Lekha Sharma is a Deputy Principal at Ark Oval Primary Academy and leads on her school's curriculum design and delivery. She has been teaching for eight years and has worked in a number of schools in both inner and outer London and the Midlands.
When I first started out teaching eight years ago, character development was seen as the ‘fluffy stuff’. It became very apparent to me early on in my career, particularly teaching in some of the most challenging areas in the country, that this was not the case. I instantly saw the impact exploring character had on my Year 6 pupils and the difference it made not only in their approach to their learning but to their interactions with one another outside of the classroom. Behaviour incidents were reduced, learning in the classroom felt more productive and they were generally happier kids.
The Department for Education recently published it’s ‘Character Education Framework’- guidance on character education and development for pupils outside of academia.
But what does character education mean in practice for school leaders and teachers and how can we foster a genuine and meaningful culture in our schools that develops character in the pupils that we serve?
‘Character is simply habits long continued’- Plato.
Pupils spend a large part of their lives in school, so we as educators are uniquely placed to not only impact our pupil’s academic development but to positively impact their development as human beings.
Instilling long-standing habits, as Plato postulates, helps us to shape our pupils and to ensure their behaviour and choices are rooted in qualities that will give them a strong set of core values and a sound sense of self.
When we truly reflect on what character is, this pursuit seems rather high stakes but with the right school culture, we can create environments where our pupils flourish both academically and personally. Here are three things we can do as schools to achieve this feat:
- Having the conversations- a PSHE curriculum that complements learning
When people think of character development in schools, they often default to thinking about ‘Circle Time’ or PSHE as the main arenas for this kind of learning. These subjects are crucial in the development of character, but they become even more powerful when they are meaningfully connected to subject matter across the curriculum. Explicit conversations about character, just like explicit instruction in knowledge acquisition in any subject, is crucial for understanding. For pupils to truly appreciate empathy, for example, we need to explain to them what empathy is, the thinking required to achieve an empathetic viewpoint and the consequences of a lack of empathy. This, of course, can be achieved through a discrete PSHE lesson but can also be achieved through English Literature and through the exploration of the expeditions of Don Quixote or the trials and tribulations of Bilbo Baggins.
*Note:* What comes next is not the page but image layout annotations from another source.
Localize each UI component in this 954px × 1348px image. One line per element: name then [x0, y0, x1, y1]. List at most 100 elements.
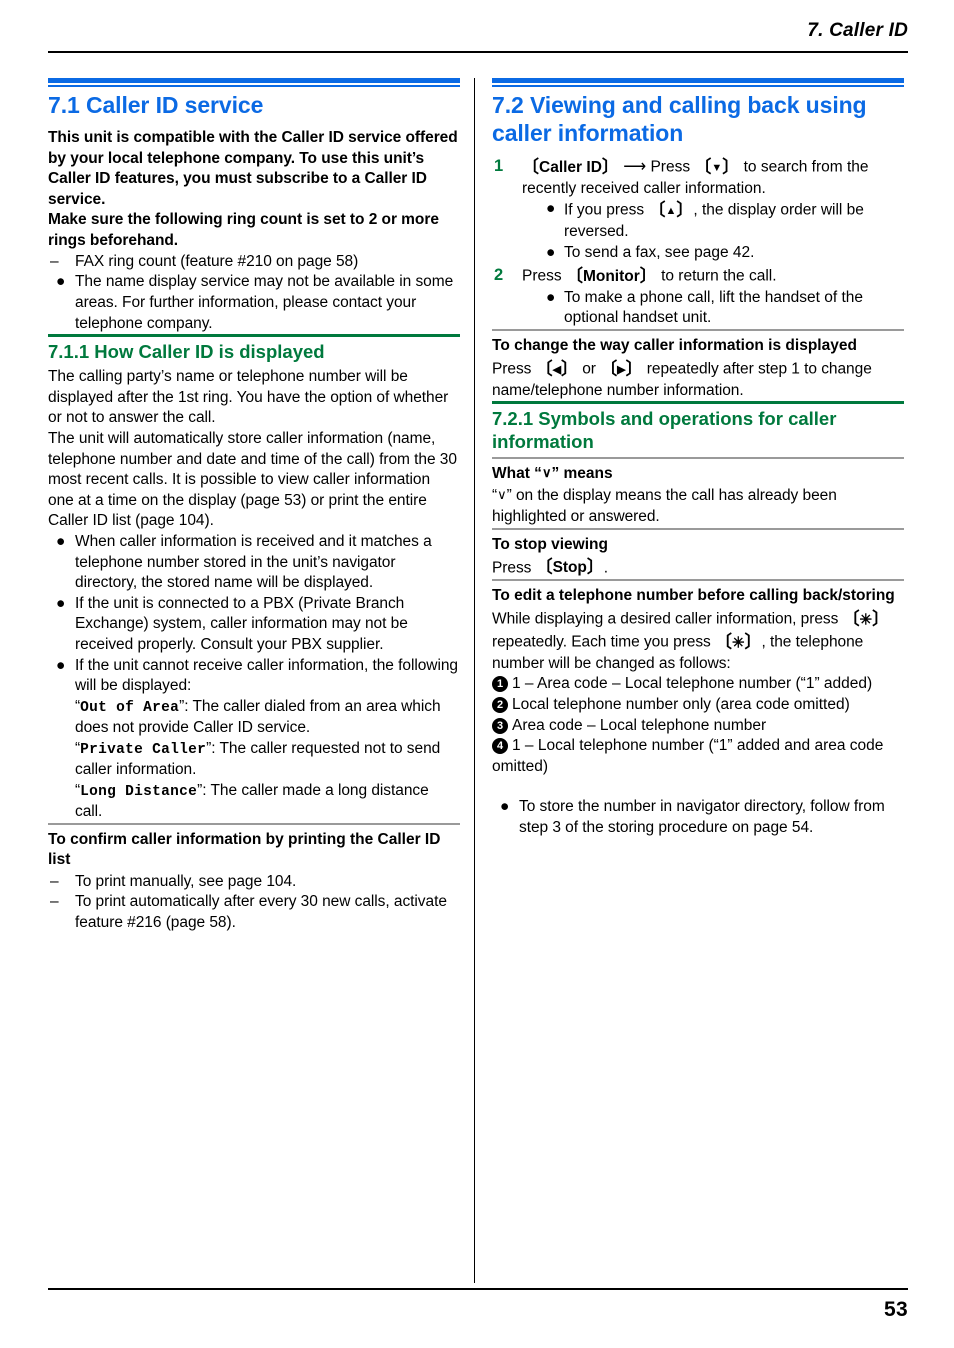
- sub-bullet-pre: To send a fax, see page 42.: [564, 243, 755, 261]
- body-post: ” on the display means the call has alre…: [492, 487, 837, 525]
- right-column: 7.2 Viewing and calling back using calle…: [492, 78, 904, 839]
- text-pre: Press: [492, 360, 532, 378]
- circled-number-icon: 1: [492, 676, 508, 693]
- print-block-heading: To confirm caller information by printin…: [48, 830, 441, 868]
- key-caller-id: 〔Caller ID〕: [522, 157, 619, 177]
- edit-number-heading: To edit a telephone number before callin…: [492, 587, 895, 605]
- how-displayed-paragraph-2: The unit will automatically store caller…: [48, 429, 457, 530]
- key-left-arrow: 〔◀〕: [535, 359, 578, 379]
- bullet-icon: ●: [500, 798, 510, 816]
- step-number: 1: [494, 157, 504, 176]
- bullet-icon: ●: [546, 288, 556, 306]
- stop-viewing-heading: To stop viewing: [492, 535, 608, 553]
- dash-marker: –: [50, 872, 59, 890]
- list-item-label: When caller information is received and …: [75, 532, 432, 592]
- key-asterisk: 〔✳〕: [842, 609, 890, 629]
- change-display-rule: [492, 328, 904, 331]
- display-message-row: “Private Caller”: The caller requested n…: [75, 739, 460, 781]
- display-message-block: “Out of Area”: The caller dialed from an…: [48, 697, 460, 823]
- what-check-heading: What “∨” means: [492, 464, 904, 484]
- key-stop: 〔Stop〕: [535, 557, 604, 577]
- list-item-label: 1 – Area code – Local telephone number (…: [512, 675, 873, 693]
- list-item: ● When caller information is received an…: [48, 532, 460, 594]
- section-intro-paragraph-2: Make sure the following ring count is se…: [48, 211, 439, 250]
- what-check-rule: [492, 457, 904, 460]
- step-text-a: Press: [650, 158, 691, 176]
- section-title-7-1: 7.1 Caller ID service: [48, 92, 264, 118]
- step-1-sub-bullets: ● If you press 〔▲〕, the display order wi…: [542, 199, 904, 263]
- dash-marker: –: [50, 893, 59, 911]
- bullet-icon: ●: [56, 656, 66, 674]
- stop-viewing-paragraph: Press 〔Stop〕.: [492, 557, 904, 580]
- section-bar-thick: [48, 78, 460, 83]
- section-intro-paragraph-1: This unit is compatible with the Caller …: [48, 129, 458, 208]
- section-title-7-2: 7.2 Viewing and calling back using calle…: [492, 92, 867, 147]
- subsection-rule-7-2-1: [492, 401, 904, 405]
- section-bar-thick: [492, 78, 904, 83]
- left-arrow-icon: ◀: [552, 363, 562, 376]
- manual-page: 7. Caller ID 7.1 Caller ID service This …: [0, 0, 954, 1348]
- asterisk-icon: ✳: [731, 634, 745, 652]
- display-message-code: Private Caller: [80, 741, 207, 758]
- list-item: – FAX ring count (feature #210 on page 5…: [48, 252, 460, 273]
- subsection-title-7-1-1: 7.1.1 How Caller ID is displayed: [48, 341, 325, 363]
- procedure-steps: 1 〔Caller ID〕 ⟶ Press 〔▼〕 to search from…: [492, 156, 904, 329]
- list-item: ● If the unit is connected to a PBX (Pri…: [48, 594, 460, 656]
- list-item: ● If you press 〔▲〕, the display order wi…: [542, 199, 904, 242]
- edit-number-paragraph: While displaying a desired caller inform…: [492, 608, 904, 674]
- step-number: 2: [494, 266, 504, 285]
- bullet-icon: ●: [56, 532, 66, 550]
- subsection-title-7-2-1: 7.2.1 Symbols and operations for caller …: [492, 408, 837, 453]
- list-item: 2 Local telephone number only (area code …: [492, 695, 904, 716]
- change-display-heading: To change the way caller information is …: [492, 336, 857, 354]
- list-item: ● The name display service may not be av…: [48, 272, 460, 334]
- key-right-arrow: 〔▶〕: [600, 359, 643, 379]
- circled-number-icon: 2: [492, 696, 508, 713]
- list-item-label: To store the number in navigator directo…: [519, 798, 885, 836]
- up-arrow-icon: ▲: [665, 204, 677, 217]
- list-item: – To print automatically after every 30 …: [48, 892, 460, 933]
- list-item: 3 Area code – Local telephone number: [492, 716, 904, 737]
- check-glyph-icon: ∨: [497, 487, 507, 503]
- list-item-label: The name display service may not be avai…: [75, 273, 454, 332]
- list-item: – To print manually, see page 104.: [48, 872, 460, 893]
- asterisk-icon: ✳: [859, 611, 873, 629]
- circled-number-icon: 3: [492, 717, 508, 734]
- procedure-step-2: 2 Press 〔Monitor〕 to return the call. ● …: [492, 265, 904, 329]
- column-divider: [474, 78, 475, 1283]
- dash-marker: –: [50, 252, 59, 270]
- list-item-label: Local telephone number only (area code o…: [512, 695, 850, 713]
- display-message-code: Out of Area: [80, 699, 180, 716]
- arrow-icon: ⟶: [623, 158, 647, 176]
- subsection-rule-7-1-1: [48, 334, 460, 338]
- procedure-step-1: 1 〔Caller ID〕 ⟶ Press 〔▼〕 to search from…: [492, 156, 904, 263]
- left-column: 7.1 Caller ID service This unit is compa…: [48, 78, 460, 934]
- edit-number-options: 11 – Area code – Local telephone number …: [492, 674, 904, 777]
- stop-viewing-rule: [492, 527, 904, 530]
- list-item-label: Area code – Local telephone number: [512, 716, 767, 734]
- list-item-label: To print automatically after every 30 ne…: [75, 893, 447, 931]
- heading-post: ” means: [551, 465, 613, 483]
- ring-count-dash-list: – FAX ring count (feature #210 on page 5…: [48, 252, 460, 273]
- footer-rule: [48, 1288, 908, 1290]
- list-item: 41 – Local telephone number (“1” added a…: [492, 736, 904, 777]
- store-number-note-list: ● To store the number in navigator direc…: [492, 797, 904, 838]
- list-item: ● If the unit cannot receive caller info…: [48, 656, 460, 697]
- sub-bullet-label: To make a phone call, lift the handset o…: [564, 288, 863, 327]
- name-display-bullet-list: ● The name display service may not be av…: [48, 272, 460, 334]
- how-displayed-bullet-list: ● When caller information is received an…: [48, 532, 460, 697]
- list-item-label: To print manually, see page 104.: [75, 872, 297, 890]
- key-up-arrow: 〔▲〕: [648, 200, 694, 220]
- para-pre: While displaying a desired caller inform…: [492, 610, 839, 628]
- display-message-row: “Out of Area”: The caller dialed from an…: [75, 697, 460, 739]
- list-item: ● To store the number in navigator direc…: [492, 797, 904, 838]
- display-message-code: Long Distance: [80, 783, 198, 800]
- key-monitor: 〔Monitor〕: [565, 266, 657, 286]
- display-message-row: “Long Distance”: The caller made a long …: [75, 781, 460, 823]
- circled-number-icon: 4: [492, 738, 508, 755]
- list-item: ● To make a phone call, lift the handset…: [542, 288, 904, 329]
- print-block-list: – To print manually, see page 104. – To …: [48, 872, 460, 934]
- key-asterisk: 〔✳〕: [715, 632, 762, 652]
- step-2-sub-bullets: ● To make a phone call, lift the handset…: [542, 288, 904, 329]
- what-check-paragraph: “∨” on the display means the call has al…: [492, 486, 904, 527]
Similarly, conversations about the importance of charity and service to others can be prompted from an RE lesson on the concept of Tzedakah- the idea of philanthropy as seen as social justice by those of the Jewish faith. A PSHE curriculum that permeates across all subjects in the curriculum can ensure these big ideas are developed in context and as part of broader schemas of understanding.
- Modelling character- showing pupils how it’s done
Teaching is often compared to acting in the theatre - being ‘on stage’ for extended periods and performing. The two professions do indeed have similarities. But it’s in those brief moments at the theatre when the lights go down and you see the shadows of the actors shuffling around behind the curtain that the illusion of the show disappears, and you realise it’s just an act. Just like that, during ‘downtime’ from teaching, when you’re interacting with other teachers, walking from one end of the school to the other or grabbing a bite in the canteen, that pupils see how we behave as humans. It's in these moments that we teach our pupils something - unintentionally. This goes both ways; it’s about being open when we get it right but also when we get it wrong. It’s about sharing that vulnerable, human side of us that we all have in common so that pupils can see the complexities of character and can see how the demands on us can try our patience and test our strength of character. When we discuss kindness and compassion with our pupils, we teach them a concept. When we show kindness and compassion to our pupils, we teach them the skill of employing these virtues in the real world day-to-day. And as we well know, demonstrating how something is done explicitly to our pupils repeatedly is the best way for it to embed in their long- term memory and, when it comes to character traits, their long-term habits.
- Exploring great character- case studies of those who have come before
Opportunities to demonstrate our values and virtues can enrich pupils’ understanding of character but isn’t always possible in our busy school day. Luckily, we have a wealth of truly great individuals to turn to straight from our history books. Exploring case studies of individuals can provide insight into how people have shown character in the most testing of times. In our school, each class is named after a noteworthy role model who is studied by the pupils when they join the class in September. Giving pupils the opportunity to look across historical eras allows them to gain a true appreciation of what connects us to these truly spectacular individuals- our capability to adopt the outlooks and mental attitude they had to overcome and to achieve. In Year 2, our pupils study Dr Martin Luther King Jr and the courage he showed during the civil rights movement. In Year 5, our pupils learn about how Emeline Pankhurst organised the suffragette movement through sheer determination and faith. They come to realise what these values meant for society and the impact one’s character can have on the world.
Through this they come to see that character is timeless and can help them to not only take their place in the world but to make a real and lasting difference in it.